Elle partit, fonçant à un rythme qui aurait fatigué n’importe quel humain. Mais le samouraï se maintenait à son niveau. Il se déplaçait avec précision, ses muscles puissants jouant comme une machine bien huilée sous sa peau bronzée. A la manière dont il évitait les branches et les buissons, Janice comprit qu’il voyait aussi bien qu’elle dans l’obscurité. Au bout d’un moment, elle ralentit. La faim l’avait affaiblie. Elle préférait conserver ses forces.

Après une heure, ils croisèrent un daim. C’était un jeune, les bois encore couverts de velours. Il s’enfuit, mais Janice se lança à sa poursuite, ne lui laissant aucune chance. Avec un hurlement, elle se jeta sur lui et le fit tomber sous son poids. D’une claque, elle lui brisa une patte avant. Le daim brama de terreur. Gardant sa prise, elle le plaqua au sol. D’un coup sec elle déchira chair et os, arrachant la jambe. ’ Le fumet du sang chaud remplit ses narines, suivi de l’odeur de la viande fraîche. Elle plongea les dents dans la chair sanguinolente. Il y avait plus épicé, mais c’était de la viande. Elle arracha encore un morceau, mordit, dévora.

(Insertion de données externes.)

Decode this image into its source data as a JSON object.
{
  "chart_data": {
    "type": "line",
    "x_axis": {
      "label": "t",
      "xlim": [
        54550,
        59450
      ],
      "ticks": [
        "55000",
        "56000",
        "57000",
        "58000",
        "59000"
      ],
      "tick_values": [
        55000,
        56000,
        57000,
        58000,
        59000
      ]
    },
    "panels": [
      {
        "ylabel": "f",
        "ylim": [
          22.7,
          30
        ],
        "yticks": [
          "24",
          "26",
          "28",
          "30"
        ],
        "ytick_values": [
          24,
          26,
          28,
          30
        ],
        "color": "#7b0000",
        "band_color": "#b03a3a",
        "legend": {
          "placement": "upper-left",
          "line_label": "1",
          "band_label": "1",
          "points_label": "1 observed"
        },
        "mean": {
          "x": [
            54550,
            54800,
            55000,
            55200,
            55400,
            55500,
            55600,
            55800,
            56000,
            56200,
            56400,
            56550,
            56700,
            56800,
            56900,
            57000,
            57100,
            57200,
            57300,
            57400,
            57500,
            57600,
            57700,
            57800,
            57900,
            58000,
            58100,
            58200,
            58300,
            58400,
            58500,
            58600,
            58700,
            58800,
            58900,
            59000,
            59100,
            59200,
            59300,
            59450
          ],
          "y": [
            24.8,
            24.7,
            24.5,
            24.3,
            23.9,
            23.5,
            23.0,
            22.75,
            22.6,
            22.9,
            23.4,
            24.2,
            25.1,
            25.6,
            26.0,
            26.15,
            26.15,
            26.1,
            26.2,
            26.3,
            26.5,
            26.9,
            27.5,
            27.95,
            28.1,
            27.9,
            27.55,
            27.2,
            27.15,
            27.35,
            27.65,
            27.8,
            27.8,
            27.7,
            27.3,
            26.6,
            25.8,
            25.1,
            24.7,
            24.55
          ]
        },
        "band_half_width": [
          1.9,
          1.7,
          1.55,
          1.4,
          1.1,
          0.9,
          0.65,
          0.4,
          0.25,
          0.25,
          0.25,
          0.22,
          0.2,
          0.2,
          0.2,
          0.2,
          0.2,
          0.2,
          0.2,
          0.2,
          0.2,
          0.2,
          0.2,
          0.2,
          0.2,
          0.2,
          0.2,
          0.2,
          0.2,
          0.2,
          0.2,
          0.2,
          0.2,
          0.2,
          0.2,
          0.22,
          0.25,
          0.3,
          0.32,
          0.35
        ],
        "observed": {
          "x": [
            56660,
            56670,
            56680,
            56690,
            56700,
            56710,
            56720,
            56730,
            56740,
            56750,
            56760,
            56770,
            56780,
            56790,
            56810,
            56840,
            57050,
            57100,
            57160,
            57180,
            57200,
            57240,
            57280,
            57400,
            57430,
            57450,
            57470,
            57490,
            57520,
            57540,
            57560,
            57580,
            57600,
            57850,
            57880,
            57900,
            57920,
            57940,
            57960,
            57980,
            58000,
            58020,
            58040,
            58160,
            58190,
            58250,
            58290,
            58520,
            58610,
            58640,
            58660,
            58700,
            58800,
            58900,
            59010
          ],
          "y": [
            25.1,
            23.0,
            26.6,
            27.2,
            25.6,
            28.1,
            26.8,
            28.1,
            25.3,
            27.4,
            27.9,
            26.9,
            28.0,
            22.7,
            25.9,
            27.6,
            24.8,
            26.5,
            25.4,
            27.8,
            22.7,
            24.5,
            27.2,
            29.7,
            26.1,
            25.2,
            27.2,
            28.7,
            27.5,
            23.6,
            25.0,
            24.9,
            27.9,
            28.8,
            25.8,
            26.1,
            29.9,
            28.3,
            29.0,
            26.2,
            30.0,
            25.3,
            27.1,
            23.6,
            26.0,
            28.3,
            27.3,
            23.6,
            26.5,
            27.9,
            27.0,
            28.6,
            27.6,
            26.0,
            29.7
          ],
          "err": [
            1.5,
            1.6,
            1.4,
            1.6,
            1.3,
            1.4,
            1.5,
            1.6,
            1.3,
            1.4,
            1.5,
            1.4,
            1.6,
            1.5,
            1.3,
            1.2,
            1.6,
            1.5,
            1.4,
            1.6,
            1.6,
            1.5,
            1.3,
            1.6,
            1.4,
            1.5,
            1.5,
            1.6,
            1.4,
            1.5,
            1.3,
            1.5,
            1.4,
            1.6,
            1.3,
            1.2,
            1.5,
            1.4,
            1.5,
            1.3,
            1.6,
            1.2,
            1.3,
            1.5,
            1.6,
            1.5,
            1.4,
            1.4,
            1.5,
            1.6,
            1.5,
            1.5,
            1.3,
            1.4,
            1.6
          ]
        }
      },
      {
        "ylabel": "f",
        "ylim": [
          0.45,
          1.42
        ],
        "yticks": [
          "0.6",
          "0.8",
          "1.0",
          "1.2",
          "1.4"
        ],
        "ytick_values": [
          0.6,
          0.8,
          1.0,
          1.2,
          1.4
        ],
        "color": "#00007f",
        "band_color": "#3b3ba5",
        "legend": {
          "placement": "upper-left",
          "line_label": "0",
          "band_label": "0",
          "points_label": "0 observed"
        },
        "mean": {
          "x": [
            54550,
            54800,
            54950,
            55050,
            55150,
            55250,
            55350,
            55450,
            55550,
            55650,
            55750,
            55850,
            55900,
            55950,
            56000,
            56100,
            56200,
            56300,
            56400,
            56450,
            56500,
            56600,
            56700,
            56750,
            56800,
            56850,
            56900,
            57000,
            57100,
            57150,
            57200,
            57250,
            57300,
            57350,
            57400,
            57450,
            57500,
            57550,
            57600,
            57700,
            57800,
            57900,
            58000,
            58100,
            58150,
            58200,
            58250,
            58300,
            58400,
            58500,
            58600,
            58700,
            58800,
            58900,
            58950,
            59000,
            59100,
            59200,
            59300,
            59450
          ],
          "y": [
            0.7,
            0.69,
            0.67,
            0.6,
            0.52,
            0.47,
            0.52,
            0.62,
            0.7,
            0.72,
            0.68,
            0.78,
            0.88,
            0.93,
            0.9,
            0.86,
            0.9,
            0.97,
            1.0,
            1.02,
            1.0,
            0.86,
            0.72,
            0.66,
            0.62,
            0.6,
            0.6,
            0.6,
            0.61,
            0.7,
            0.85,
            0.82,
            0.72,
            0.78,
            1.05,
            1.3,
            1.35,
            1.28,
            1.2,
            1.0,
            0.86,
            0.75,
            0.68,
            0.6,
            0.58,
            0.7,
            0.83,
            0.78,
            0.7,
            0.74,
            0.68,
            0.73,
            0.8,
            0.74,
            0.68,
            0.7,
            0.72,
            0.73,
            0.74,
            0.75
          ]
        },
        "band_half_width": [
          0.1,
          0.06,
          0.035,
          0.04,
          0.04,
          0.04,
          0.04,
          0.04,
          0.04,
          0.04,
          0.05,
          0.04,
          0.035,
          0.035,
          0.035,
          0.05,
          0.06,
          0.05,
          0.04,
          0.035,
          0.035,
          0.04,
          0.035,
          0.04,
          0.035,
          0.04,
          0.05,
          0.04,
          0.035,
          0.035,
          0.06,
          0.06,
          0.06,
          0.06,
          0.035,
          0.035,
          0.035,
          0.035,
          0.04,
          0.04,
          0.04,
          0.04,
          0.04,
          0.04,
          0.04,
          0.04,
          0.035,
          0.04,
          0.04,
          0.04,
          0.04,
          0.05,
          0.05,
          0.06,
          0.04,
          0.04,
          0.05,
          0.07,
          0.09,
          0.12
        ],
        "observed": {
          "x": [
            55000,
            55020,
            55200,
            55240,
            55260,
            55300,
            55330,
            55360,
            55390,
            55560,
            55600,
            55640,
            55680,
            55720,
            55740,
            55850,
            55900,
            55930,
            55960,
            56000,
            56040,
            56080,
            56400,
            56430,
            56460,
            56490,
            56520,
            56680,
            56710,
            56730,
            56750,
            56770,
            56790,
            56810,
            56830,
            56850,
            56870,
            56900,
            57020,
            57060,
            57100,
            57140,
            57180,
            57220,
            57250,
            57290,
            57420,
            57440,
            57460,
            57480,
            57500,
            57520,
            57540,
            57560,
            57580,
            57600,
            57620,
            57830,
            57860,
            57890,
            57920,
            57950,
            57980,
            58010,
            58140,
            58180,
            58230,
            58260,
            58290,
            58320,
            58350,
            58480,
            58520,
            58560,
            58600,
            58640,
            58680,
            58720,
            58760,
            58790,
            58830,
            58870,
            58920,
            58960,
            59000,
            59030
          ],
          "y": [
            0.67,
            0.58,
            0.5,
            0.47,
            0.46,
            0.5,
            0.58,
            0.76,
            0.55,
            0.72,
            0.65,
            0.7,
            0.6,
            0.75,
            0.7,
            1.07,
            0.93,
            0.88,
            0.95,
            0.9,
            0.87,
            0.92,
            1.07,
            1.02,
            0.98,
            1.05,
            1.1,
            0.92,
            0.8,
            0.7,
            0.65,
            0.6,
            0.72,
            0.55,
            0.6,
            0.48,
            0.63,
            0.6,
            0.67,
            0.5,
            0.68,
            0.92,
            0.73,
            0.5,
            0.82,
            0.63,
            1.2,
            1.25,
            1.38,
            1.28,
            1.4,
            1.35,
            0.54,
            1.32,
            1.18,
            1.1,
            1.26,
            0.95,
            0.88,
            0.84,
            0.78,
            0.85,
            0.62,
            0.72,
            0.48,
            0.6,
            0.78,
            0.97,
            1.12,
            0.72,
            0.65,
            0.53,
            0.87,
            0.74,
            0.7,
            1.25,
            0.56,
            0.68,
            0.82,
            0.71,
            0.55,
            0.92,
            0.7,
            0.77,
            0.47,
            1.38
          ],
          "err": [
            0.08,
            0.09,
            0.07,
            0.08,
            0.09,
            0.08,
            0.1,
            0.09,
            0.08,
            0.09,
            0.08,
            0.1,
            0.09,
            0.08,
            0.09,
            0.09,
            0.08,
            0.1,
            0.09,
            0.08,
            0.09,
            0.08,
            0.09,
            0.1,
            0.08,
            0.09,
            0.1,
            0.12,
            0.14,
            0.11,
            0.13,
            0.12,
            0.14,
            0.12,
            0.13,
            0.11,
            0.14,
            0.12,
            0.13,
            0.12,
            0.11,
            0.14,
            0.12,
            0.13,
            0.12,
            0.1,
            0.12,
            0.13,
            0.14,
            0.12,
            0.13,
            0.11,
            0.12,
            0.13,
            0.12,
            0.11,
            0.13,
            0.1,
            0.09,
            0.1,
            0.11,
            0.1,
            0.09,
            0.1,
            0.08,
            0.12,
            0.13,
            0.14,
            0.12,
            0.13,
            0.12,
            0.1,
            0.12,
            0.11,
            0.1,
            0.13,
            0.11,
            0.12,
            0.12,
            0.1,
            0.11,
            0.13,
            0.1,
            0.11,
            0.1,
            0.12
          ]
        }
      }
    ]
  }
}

Le daim se débattait, essayant de se remettre debout, alors qu’il se vidait de son sang. N’avait-il pas compris que tout était fini pour lui ?

Elle leva les yeux de son repas. Fantôme l’avait rattrapée et l’observait en silence.

— Ne t’inquiète pas. C’est juste un daim.

Il ne répondit rien.

C’était encore pire. Prise d’une soudaine impulsion, elle jeta la cuisse, se redressa et s’éloigna. Elle s’immobilisa près d’un arbre, en proie à un étrange sentiment. La faim la tenaillait, réveillée par ce bref festin. Son estomac se contractait douloureusement. Elle ne pensait qu’aux muscles de Fantôme qui dansaient quand il courait. Comme le daim.